After breakfast we’d open the presents under the tree, the ones from each other and close relatives. More fun, more delight and more playing and even reading. The excitement would level out, and, after a visit from Aunty Una and family, Ella and Jane would take over the kitchen, creating the once-a-year feast we all loved so much. The oven would be roasting meat, knives would be chopping veg and pots would be boiling potatoes and ham. The extractor would be on fulltime in the window, and my young nose would pick up more scents of Christmas.

Dad and I would set the table, first moving it in from the tenement, where it lived in the bay window for the other 364 days of the year. It was an extendable, square, pine table on four stout legs, slowly being eaten away by woodworm, as was most of the furniture in that rarely used room. We would take the top off, and the stress levels would begin to rise as we’d edge the heavy base, on its side, out the door and into the sitting room. All you could hear for a while would be ‘careful, careful, mind the door, mind the paint, mind the furniture’. Dad feared that the top wouldn’t fit again properly and he’d spend the time before dinner adjusting it or grimacing at any trembles. Once the table was in place, we’d dress it from the old oak sideboard.  Out would come the full set of fine bone china, the embroidered tablecloth and matching napkins Uncle Dick brought back from his time in Cyprus, the gravy and sauce boats, the two-sided vegetable bowls and the good wine glasses.  
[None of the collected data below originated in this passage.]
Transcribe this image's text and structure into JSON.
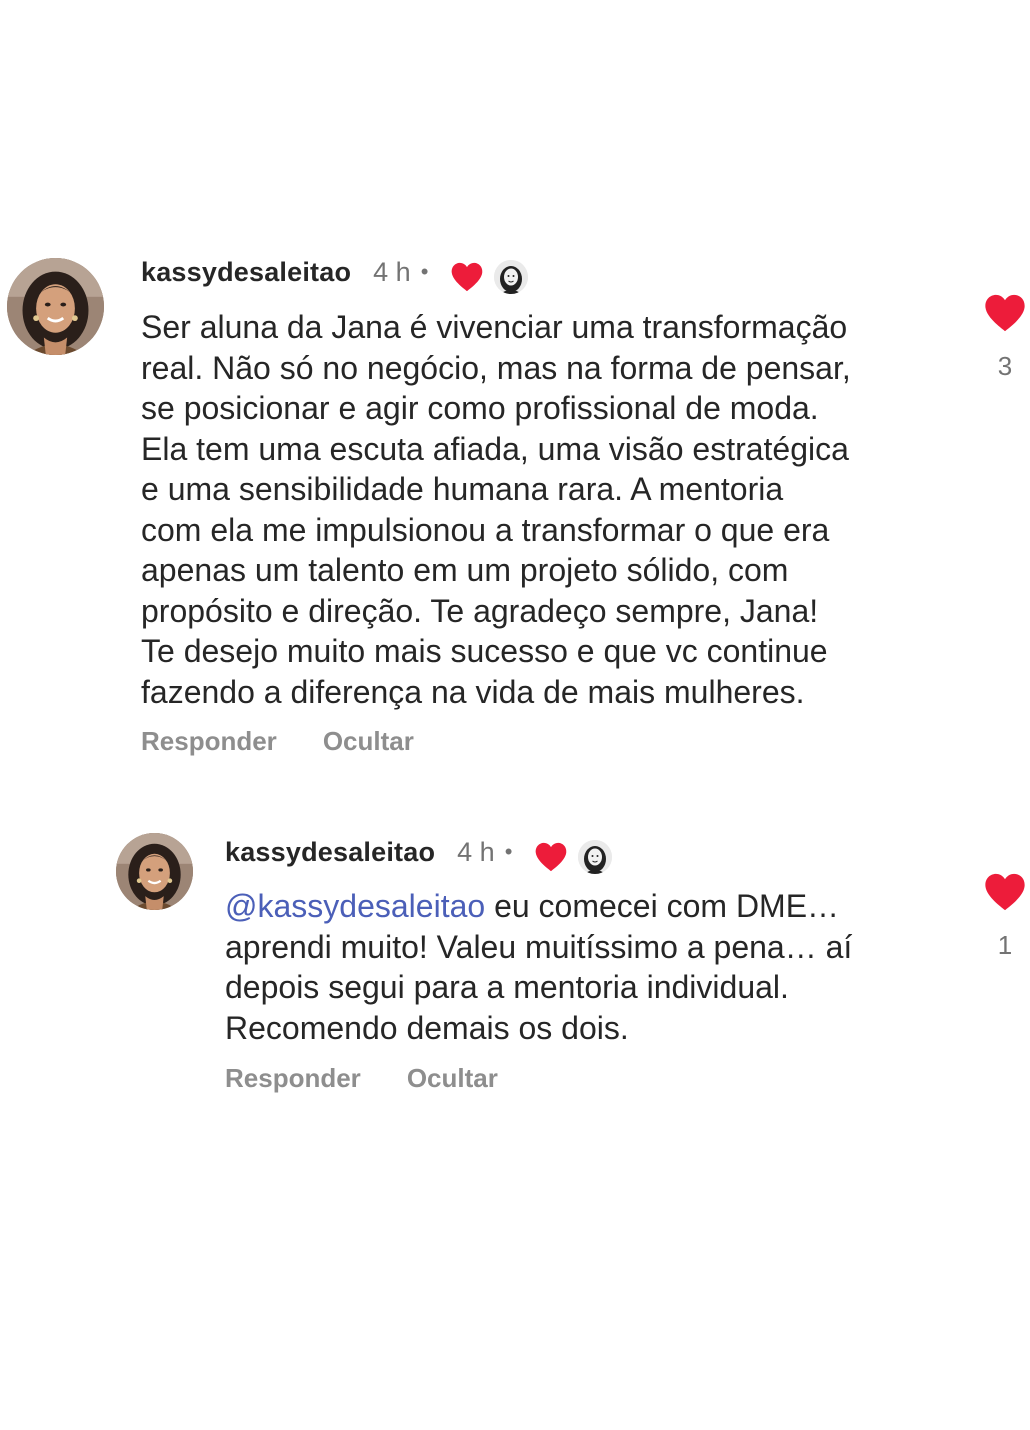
{
  "comments": [
    {
      "username": "kassydesaleitao",
      "time": "4 h",
      "separator": "•",
      "text": "Ser aluna da Jana é vivenciar uma transformação\nreal. Não só no negócio, mas na forma de pensar,\nse posicionar e agir como profissional de moda.\nEla tem uma escuta afiada, uma visão estratégica\ne uma sensibilidade humana rara. A mentoria\ncom ela me impulsionou a transformar o que era\napenas um talento em um projeto sólido, com\npropósito e direção. Te agradeço sempre, Jana!\nTe desejo muito mais sucesso e que vc continue\nfazendo a diferença na vida de mais mulheres.",
      "reply_label": "Responder",
      "hide_label": "Ocultar",
      "like_count": "3",
      "like_icon": "heart-filled-icon",
      "liked_by_creator": true
    },
    {
      "username": "kassydesaleitao",
      "time": "4 h",
      "separator": "•",
      "mention": "@kassydesaleitao",
      "text": " eu comecei com DME…\naprendi muito! Valeu muitíssimo a pena… aí\ndepois segui para a mentoria individual.\nRecomendo demais os dois.",
      "reply_label": "Responder",
      "hide_label": "Ocultar",
      "like_count": "1",
      "like_icon": "heart-filled-icon",
      "liked_by_creator": true
    }
  ],
  "colors": {
    "heart": "#ed1c3a",
    "mention": "#4b5fb8",
    "secondary_text": "#737373",
    "action_text": "#8e8e8e"
  }
}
With the table laid, the food ready and the TV off, the spread would come in from the kitchen. Turkey, ham, spiced beef, roast potatoes, mashed spuds, potato croquettes, stuffing, gravy, bread sauce, carrots, brussels sprouts, sliced beans and cranberry sauce. All served in the fine china, including gravy boat and lidded bowls, and placed along the embroidered tablecloth. The fire was going from mid-morning, the room would be roasting, and we’d sit down to the best dinner of the year. We had lemonade and Dad a glass of wine, with Ella and Jane graduating to Babycham as they came of age. After dinner, the plates and food were cleared and desserts put on the side-table where usually the papers lay during the rest of the year: the Christmas pudding, the trifle and the strawberry mousse, each with their specific serving dish, along with the whipped cream. More eating. Dad always had a portion of all three in his bowl, while we stuck to the one. The crackers would have been pulled by then, with the bad jokes told, and we would take a few photographs of the family with paper hats sliding off our heads

I wonder where those photos are now? Maybe Jane has some in the old albums? My memories I keep stored in the part of my brain labelled ‘Christmas in Cobh.’ Thankfully Ella gave the sideboard, tablecloth and fine bone china a home when Dad sold the house, so some of the tradition lives on in Cobh. I still love that innocent happiness of Christmas as a child, which I now try to recreate for Ruby and Freddie every year. Hopefully Lisa and I succeed in adding to their memory banks. The scents are the same, the fun and tastes of Christmas time too but it still goes too fast, much too fast.